Because it’s from Microsoft, and Microsoft needs another bridge between work and play.
Microsoft debuted the Microsoft Wireless Display Adapter on Tuesday, a $60 dongle with two plugs: one for an HDMI connection on your PC or display, and the other a USB connection that supplies power. If you have a Miracast-enabled device, it will be able to connect wirelessly with the dongle and pass audio and video to the device.

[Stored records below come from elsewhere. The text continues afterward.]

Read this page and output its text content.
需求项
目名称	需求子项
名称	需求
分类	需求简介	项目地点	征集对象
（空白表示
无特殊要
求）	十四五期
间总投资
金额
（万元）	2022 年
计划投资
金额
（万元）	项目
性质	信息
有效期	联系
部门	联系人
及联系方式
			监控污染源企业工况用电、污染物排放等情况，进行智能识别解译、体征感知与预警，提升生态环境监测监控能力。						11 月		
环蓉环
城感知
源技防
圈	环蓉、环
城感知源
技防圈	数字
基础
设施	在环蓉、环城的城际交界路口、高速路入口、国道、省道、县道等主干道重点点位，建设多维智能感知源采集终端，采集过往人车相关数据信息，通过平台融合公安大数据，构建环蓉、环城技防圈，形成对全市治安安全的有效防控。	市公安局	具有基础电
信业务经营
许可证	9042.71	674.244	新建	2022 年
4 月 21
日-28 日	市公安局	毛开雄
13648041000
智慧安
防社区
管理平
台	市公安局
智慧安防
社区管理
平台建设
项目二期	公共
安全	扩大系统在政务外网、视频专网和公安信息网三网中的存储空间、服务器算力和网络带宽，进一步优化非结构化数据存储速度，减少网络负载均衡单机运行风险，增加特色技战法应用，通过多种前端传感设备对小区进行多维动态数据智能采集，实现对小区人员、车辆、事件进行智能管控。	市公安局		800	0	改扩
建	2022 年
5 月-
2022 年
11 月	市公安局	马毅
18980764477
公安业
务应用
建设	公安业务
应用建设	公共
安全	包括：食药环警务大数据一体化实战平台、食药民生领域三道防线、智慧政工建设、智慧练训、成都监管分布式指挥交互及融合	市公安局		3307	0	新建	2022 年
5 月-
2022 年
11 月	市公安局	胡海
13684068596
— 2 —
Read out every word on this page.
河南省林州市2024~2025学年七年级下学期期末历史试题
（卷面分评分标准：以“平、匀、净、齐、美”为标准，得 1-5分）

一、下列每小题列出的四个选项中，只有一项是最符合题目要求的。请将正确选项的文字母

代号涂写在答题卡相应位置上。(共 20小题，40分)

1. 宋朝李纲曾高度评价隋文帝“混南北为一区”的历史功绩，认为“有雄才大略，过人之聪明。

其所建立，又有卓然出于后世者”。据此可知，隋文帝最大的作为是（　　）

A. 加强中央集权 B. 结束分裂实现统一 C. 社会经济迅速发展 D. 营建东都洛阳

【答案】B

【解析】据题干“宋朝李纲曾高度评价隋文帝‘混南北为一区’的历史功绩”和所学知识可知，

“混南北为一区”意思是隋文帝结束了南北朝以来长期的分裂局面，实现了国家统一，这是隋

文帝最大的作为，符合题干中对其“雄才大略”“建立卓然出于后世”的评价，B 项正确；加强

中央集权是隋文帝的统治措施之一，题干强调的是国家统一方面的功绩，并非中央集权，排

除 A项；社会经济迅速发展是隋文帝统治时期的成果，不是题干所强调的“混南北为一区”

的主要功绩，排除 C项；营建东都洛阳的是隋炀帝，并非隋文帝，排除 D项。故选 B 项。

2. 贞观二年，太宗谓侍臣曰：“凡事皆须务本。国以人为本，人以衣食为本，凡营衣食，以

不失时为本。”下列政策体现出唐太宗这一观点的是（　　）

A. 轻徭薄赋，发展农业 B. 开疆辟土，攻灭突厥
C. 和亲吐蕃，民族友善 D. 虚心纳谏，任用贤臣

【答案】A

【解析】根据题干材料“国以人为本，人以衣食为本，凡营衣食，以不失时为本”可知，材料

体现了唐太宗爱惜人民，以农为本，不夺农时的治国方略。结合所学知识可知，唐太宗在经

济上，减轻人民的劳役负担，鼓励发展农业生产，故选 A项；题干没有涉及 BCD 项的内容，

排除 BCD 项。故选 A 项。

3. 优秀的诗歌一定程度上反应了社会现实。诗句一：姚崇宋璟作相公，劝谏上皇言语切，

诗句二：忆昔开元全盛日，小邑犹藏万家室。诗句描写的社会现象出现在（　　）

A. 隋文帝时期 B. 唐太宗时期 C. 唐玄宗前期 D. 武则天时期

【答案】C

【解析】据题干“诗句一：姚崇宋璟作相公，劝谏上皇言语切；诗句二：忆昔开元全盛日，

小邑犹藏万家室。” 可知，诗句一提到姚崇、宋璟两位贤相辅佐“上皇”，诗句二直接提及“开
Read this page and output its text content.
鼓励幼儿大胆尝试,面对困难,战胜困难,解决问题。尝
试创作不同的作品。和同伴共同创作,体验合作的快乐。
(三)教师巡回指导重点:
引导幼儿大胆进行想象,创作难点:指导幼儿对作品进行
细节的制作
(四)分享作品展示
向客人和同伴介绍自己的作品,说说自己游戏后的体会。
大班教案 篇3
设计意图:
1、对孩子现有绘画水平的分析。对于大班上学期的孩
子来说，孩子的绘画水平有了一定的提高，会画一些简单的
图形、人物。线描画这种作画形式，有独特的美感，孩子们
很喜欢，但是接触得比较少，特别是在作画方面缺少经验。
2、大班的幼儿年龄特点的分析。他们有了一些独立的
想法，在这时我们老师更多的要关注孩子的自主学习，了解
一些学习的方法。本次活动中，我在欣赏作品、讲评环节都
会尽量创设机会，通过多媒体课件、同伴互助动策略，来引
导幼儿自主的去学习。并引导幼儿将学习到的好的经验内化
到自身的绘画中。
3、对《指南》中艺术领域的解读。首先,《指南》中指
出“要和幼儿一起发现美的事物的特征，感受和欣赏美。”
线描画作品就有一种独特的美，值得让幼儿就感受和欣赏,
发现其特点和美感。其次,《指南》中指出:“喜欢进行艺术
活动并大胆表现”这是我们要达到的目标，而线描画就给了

Think of Miracast as the productivity-oriented alternative to Chromecast, Google’s cheaper $35 dongle that connects an Android tablet or phone to your TV. Chromecasts require a Wi-Fi router as a go-between to connect the two devices; Miracast, which uses a technology called Wi-Fi Direct, does not require a router at all, just a compatible WiFi-enabled laptop, phone, or tablet. (Oddly enough, Microsoft also recently announced a “screensharing dongle” for Lumia phones that’s considerably more expensive.)
Designed for mirroring

But the real difference is that Chromecast is designed for running mobile apps like Netflix on your TV. An ability to mirror your Chrome browser is more of an afterthought.
Miracast was designed first and foremost to mirror what your screen displays, so it serves as a second, wireless monitor. (It also supports HDCP protected content, so you can “throw” a movie from your laptop to the dongle itself, playing the audio through the display’s speakers.) That also means that while you can use it to wirelessly display YouTube videos, it can also be used to display a PowerPoint presentation, an Excel spreadsheet, or your PC’s desktop.
The focal point of the Microsoft office is still the personal computer, whether it be a desktop, notebook or tablet. Windows Phones take that office on the go. And in the living room, Microsoft hopes that you’ll put your feet up with the Xbox One. But there’s still a steep divide between a notebook PC, which is a productivity device, and the One, which Microsoft now insists is primarily for playing games. We’re still looking for some device that will treat an HDTV as just another display, effortlessly switching back and forth between your cable television and your PC’s desktop. Microsoft’s wireless dongle isn’t quite it.
Still, Apple has its Apple TV, Google its Chromecast. Both are cheap, streaming-oriented devices. Microsoft doesn’t seem inclined to directly compete with either of them. So its wireless dongle will have to do.